This is a pretty basic question. I want to organize a csv a certain way. So far I have it almost as I want it, and it is pretty fast as well.
import numpy as np
import pandas as pd
import pandas.util.testing as tm; tm.N = 3
data = pd.DataFrame.from_csv('MYDATA.csv')
byqualityissue = data.groupby(["Name","Type"]).size()
df = pd.DataFrame(bytype)
formatted = df.unstack(level=-1)
formatted[np.isnan(formatted)] = 0
formatted.to_csv('bytype.csv', header=True)
bytype looks like this:
Type Type1 Type2 Type3
Name
Company 1 10 0 3
Company 2 4 23 3
Company 3 3 2 0
However, I want it sorted so that the company with the largest total (sum of the row) will be at the top. In this case it should be Company 2 at the top, followed by Company 1, then Company 3. It should select only the top twenty customers to be read in by the rest of my python code.
Name, Type1, Type2, Type3
Company 2, 4, 23, 3
Company 1, 10, 0, 3
Company 3, 3, 2, 0
I think the best way would be to add up the totals in another column and then sort by descending order. In order to do that I wrote this line:
sorted = np.sum(formatted, axis=1)
which successfully outputs a total. I looked at How to add a new column to a CSV file using Python?
And so wrote:
with open('bytype.csv') as csvinput:
with open('bytype2.csv','w') as csvoutput:
writer = csv.writer(csvoutput, lineterminator='\n')

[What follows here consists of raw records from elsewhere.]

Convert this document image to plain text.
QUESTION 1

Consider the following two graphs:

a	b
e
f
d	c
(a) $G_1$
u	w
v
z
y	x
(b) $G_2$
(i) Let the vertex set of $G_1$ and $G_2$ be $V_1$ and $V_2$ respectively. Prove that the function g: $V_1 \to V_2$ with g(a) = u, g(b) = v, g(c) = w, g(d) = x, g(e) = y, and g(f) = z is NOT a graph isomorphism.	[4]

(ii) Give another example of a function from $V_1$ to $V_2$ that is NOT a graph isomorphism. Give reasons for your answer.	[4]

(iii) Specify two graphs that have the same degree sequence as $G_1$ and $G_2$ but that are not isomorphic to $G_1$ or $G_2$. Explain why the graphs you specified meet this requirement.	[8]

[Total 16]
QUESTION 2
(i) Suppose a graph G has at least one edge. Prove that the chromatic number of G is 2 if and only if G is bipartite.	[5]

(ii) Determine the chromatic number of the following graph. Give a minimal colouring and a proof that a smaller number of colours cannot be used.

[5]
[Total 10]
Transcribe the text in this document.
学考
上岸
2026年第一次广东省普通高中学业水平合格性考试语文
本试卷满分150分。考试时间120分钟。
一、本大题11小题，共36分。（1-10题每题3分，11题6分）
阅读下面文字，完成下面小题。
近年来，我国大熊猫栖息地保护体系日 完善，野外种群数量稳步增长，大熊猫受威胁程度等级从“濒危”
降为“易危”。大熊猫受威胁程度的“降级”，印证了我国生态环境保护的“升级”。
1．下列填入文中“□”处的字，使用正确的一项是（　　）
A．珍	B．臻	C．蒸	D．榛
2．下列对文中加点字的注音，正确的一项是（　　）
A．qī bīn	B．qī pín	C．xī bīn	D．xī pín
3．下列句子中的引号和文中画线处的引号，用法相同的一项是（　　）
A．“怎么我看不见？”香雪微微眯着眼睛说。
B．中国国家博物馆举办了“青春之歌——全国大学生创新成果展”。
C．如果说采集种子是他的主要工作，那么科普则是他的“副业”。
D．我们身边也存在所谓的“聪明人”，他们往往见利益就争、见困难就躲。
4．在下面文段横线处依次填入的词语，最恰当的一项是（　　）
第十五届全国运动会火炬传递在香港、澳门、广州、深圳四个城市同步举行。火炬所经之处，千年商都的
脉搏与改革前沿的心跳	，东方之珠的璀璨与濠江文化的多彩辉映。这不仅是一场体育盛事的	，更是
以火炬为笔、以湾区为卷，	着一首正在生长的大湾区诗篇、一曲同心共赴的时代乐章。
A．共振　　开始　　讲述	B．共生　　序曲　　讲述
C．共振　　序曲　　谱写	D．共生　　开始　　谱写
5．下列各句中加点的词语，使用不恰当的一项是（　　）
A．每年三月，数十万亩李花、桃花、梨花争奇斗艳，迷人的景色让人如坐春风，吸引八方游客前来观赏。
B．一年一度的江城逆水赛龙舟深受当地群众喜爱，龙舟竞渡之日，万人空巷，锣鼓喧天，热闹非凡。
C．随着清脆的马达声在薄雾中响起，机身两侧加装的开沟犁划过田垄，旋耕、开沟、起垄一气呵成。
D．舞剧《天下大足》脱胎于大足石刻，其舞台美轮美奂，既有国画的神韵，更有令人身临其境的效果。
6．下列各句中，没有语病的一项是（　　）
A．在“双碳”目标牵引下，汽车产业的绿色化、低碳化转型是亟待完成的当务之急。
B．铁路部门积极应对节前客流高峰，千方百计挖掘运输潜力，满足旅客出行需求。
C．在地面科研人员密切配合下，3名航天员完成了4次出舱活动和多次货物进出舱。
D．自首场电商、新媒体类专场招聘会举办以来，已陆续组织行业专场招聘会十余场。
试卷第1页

reader = csv.reader(csvinput)
all = []
row = next(reader)
row.append('Total')
all.append(row)
for row in reader:
row.append(np.sum(formatted, axis=1))
all.append(row)
writer.writerows(all)
But not only am I not getting an output bytype2, but that method seemed to mean re-reading the csv and then appending the column, and THEN I'd still have to sort them. There must be an easier way to do this that I'm missing.